Academics often need access to publications of other academic work for reference. Sometimes however, some detail of a specific reference is known, but a copy of the full document is required. The objective of this research project was to compare different methods of query generation to successfully retrieve academic documents, while assuming that the user has the basic document details. In a series of empirical experiments, 20 universities with digital libraries (not requiring logins) were identified. Five academic documents stored in each ones' digital library were further found and inspected. Searches were done, using three types of query for each one of these documents. Subsequently, rankings on search engine result pages were recorded. The current visibility of these documents was then calculated. After submission to Google, a waiting period was allowed for crawler visitation, and the searches and calculations repeated.
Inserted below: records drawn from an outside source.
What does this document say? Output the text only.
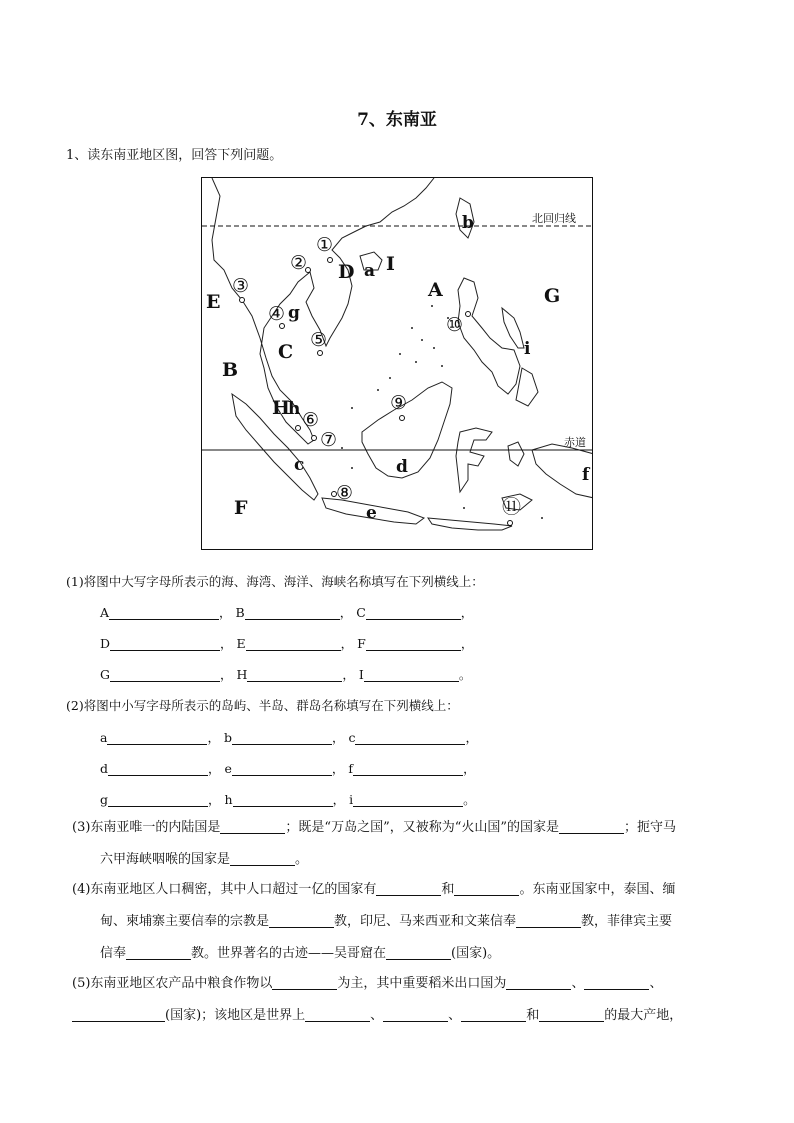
7、东南亚
1、读东南亚地区图，回答下列问题。
A
B
C
D
E
F
G
H
I
a
b
c	d
e
f
g
h
i
①
②
③
④
⑤
⑥
⑦
⑧
⑨
⑩
⑪
北回归线
赤道
(1)将图中大写字母所表示的海、海湾、海洋、海峡名称填写在下列横线上：
A	， B	， C	，
D	， E	， F	，
G	， H	， I	。
(2)将图中小写字母所表示的岛屿、半岛、群岛名称填写在下列横线上：
a	， b	， c	，
d	， e	， f	，
g	， h	， i	。
(3)东南亚唯一的内陆国是	；既是“万岛之国”，又被称为“火山国”的国家是	；扼守马
六甲海峡咽喉的国家是	。
(4)东南亚地区人口稠密，其中人口超过一亿的国家有	和	。东南亚国家中，泰国、缅
甸、柬埔寨主要信奉的宗教是	教，印尼、马来西亚和文莱信奉	教，菲律宾主要
信奉	教。世界著名的古迹——吴哥窟在	(国家)。
(5)东南亚地区农产品中粮食作物以	为主，其中重要稻米出口国为	、	、
(国家)；该地区是世界上	、	、	和	的最大产地，
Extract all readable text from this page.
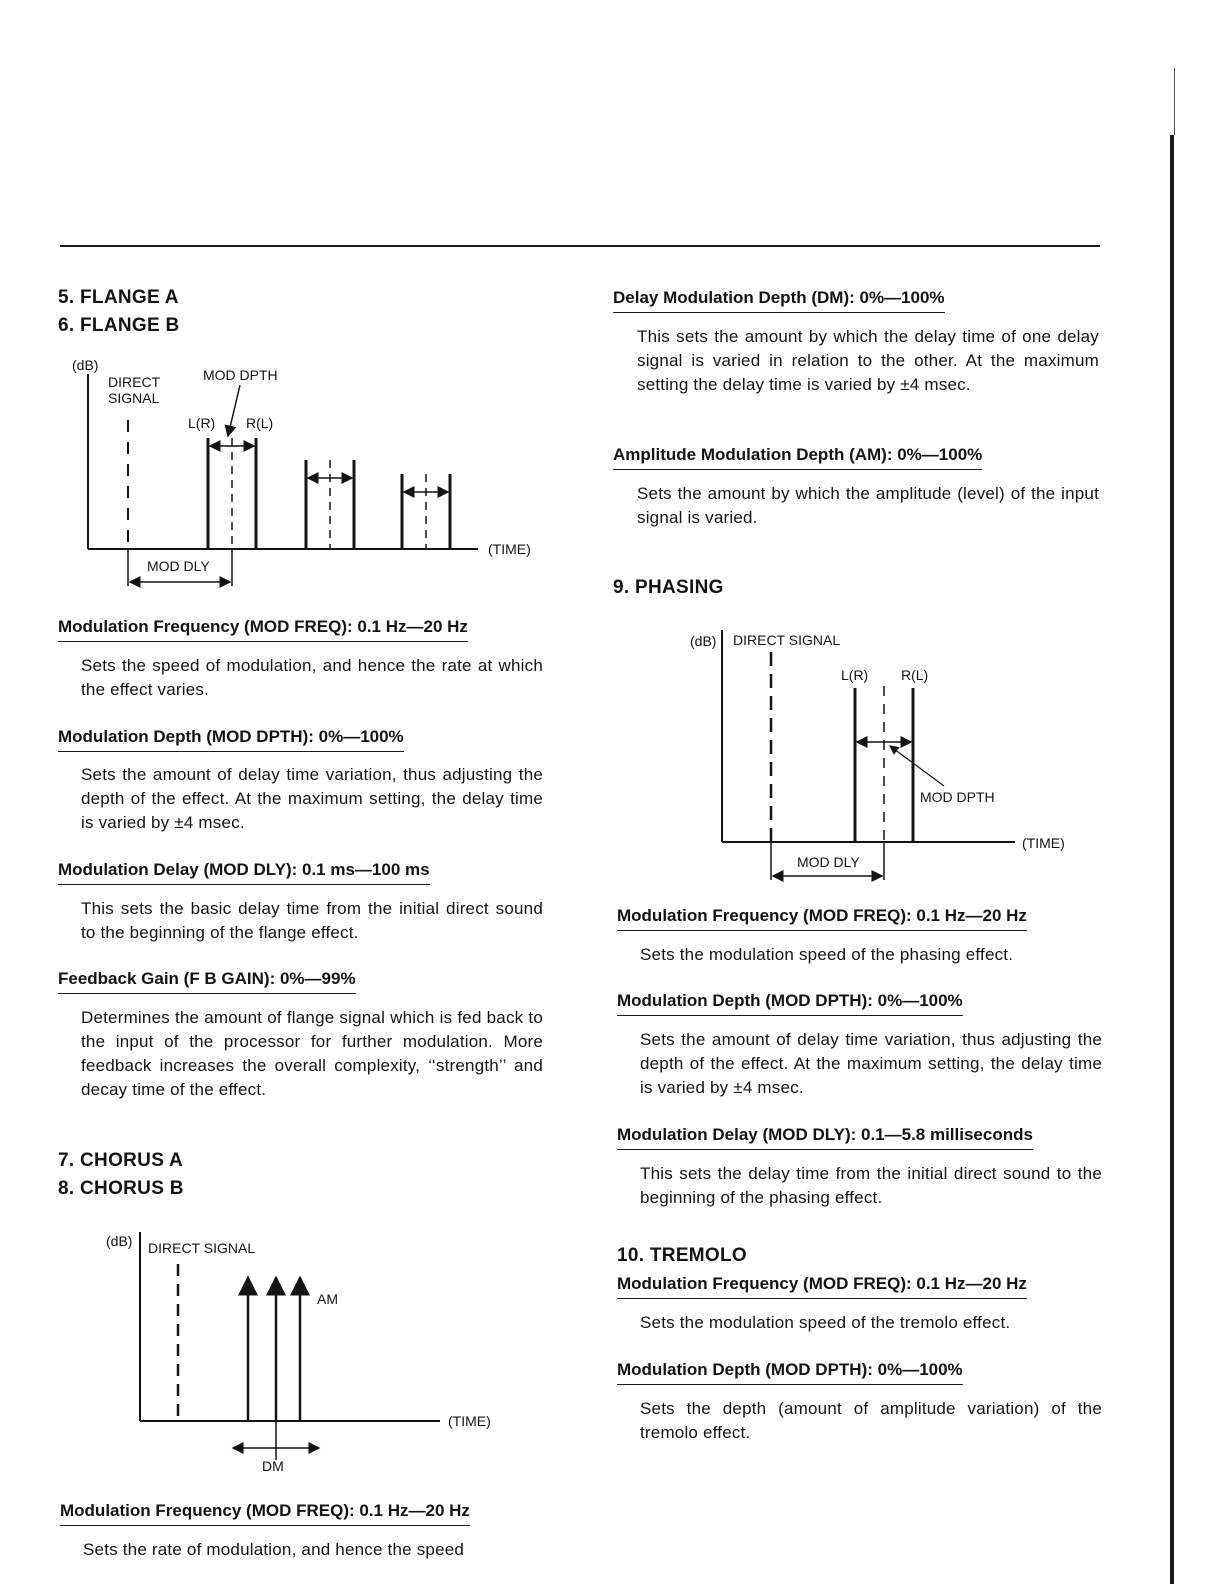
5. FLANGE A
6. FLANGE B
(dB)
(TIME)
DIRECT
SIGNAL
MOD DPTH
L(R) R(L)
MOD DLY
Modulation Frequency (MOD FREQ): 0.1 Hz—20 Hz
Sets the speed of modulation, and hence the rate at which the effect varies.
Modulation Depth (MOD DPTH): 0%—100%
Sets the amount of delay time variation, thus adjusting the depth of the effect. At the maximum setting, the delay time is varied by ±4 msec.
Modulation Delay (MOD DLY): 0.1 ms—100 ms
This sets the basic delay time from the initial direct sound to the beginning of the flange effect.
Feedback Gain (F B GAIN): 0%—99%
Determines the amount of flange signal which is fed back to the input of the processor for further modulation. More feedback increases the overall complexity, ‘‘strength’’ and decay time of the effect.
7. CHORUS A
8. CHORUS B
(dB)
(TIME)
DIRECT SIGNAL
AM
DM
Modulation Frequency (MOD FREQ): 0.1 Hz—20 Hz
Sets the rate of modulation, and hence the speed
Delay Modulation Depth (DM): 0%—100%
This sets the amount by which the delay time of one delay signal is varied in relation to the other. At the maximum setting the delay time is varied by ±4 msec.
Amplitude Modulation Depth (AM): 0%—100%
Sets the amount by which the amplitude (level) of the input signal is varied.
9. PHASING
(dB)
(TIME)
DIRECT SIGNAL
L(R) R(L)
MOD DPTH
MOD DLY
Modulation Frequency (MOD FREQ): 0.1 Hz—20 Hz
Sets the modulation speed of the phasing effect.
Modulation Depth (MOD DPTH): 0%—100%
Sets the amount of delay time variation, thus adjusting the depth of the effect. At the maximum setting, the delay time is varied by ±4 msec.
Modulation Delay (MOD DLY): 0.1—5.8 milliseconds
This sets the delay time from the initial direct sound to the beginning of the phasing effect.
10. TREMOLO
Modulation Frequency (MOD FREQ): 0.1 Hz—20 Hz
Sets the modulation speed of the tremolo effect.
Modulation Depth (MOD DPTH): 0%—100%
Sets the depth (amount of amplitude variation) of the tremolo effect.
The resultant data was used to measure the success of the three different types of queries over 300 searches. This was done both before and after manually submitting each document's URL to Google. Results indicate that using keywords from the document title produces the most efficient query, with much improvement after submission. Secondly, using a text sequence from the body produces the second-most efficient query, but with a small reduction in visibility. Finally, using author surnames produced a much less efficient query, although with slightly increased visibility. It was concluded that academic searchers should concentrate on using a concatenation of weight-carrying keywords from the title of a known academic document as search query for most efficient document retrieval.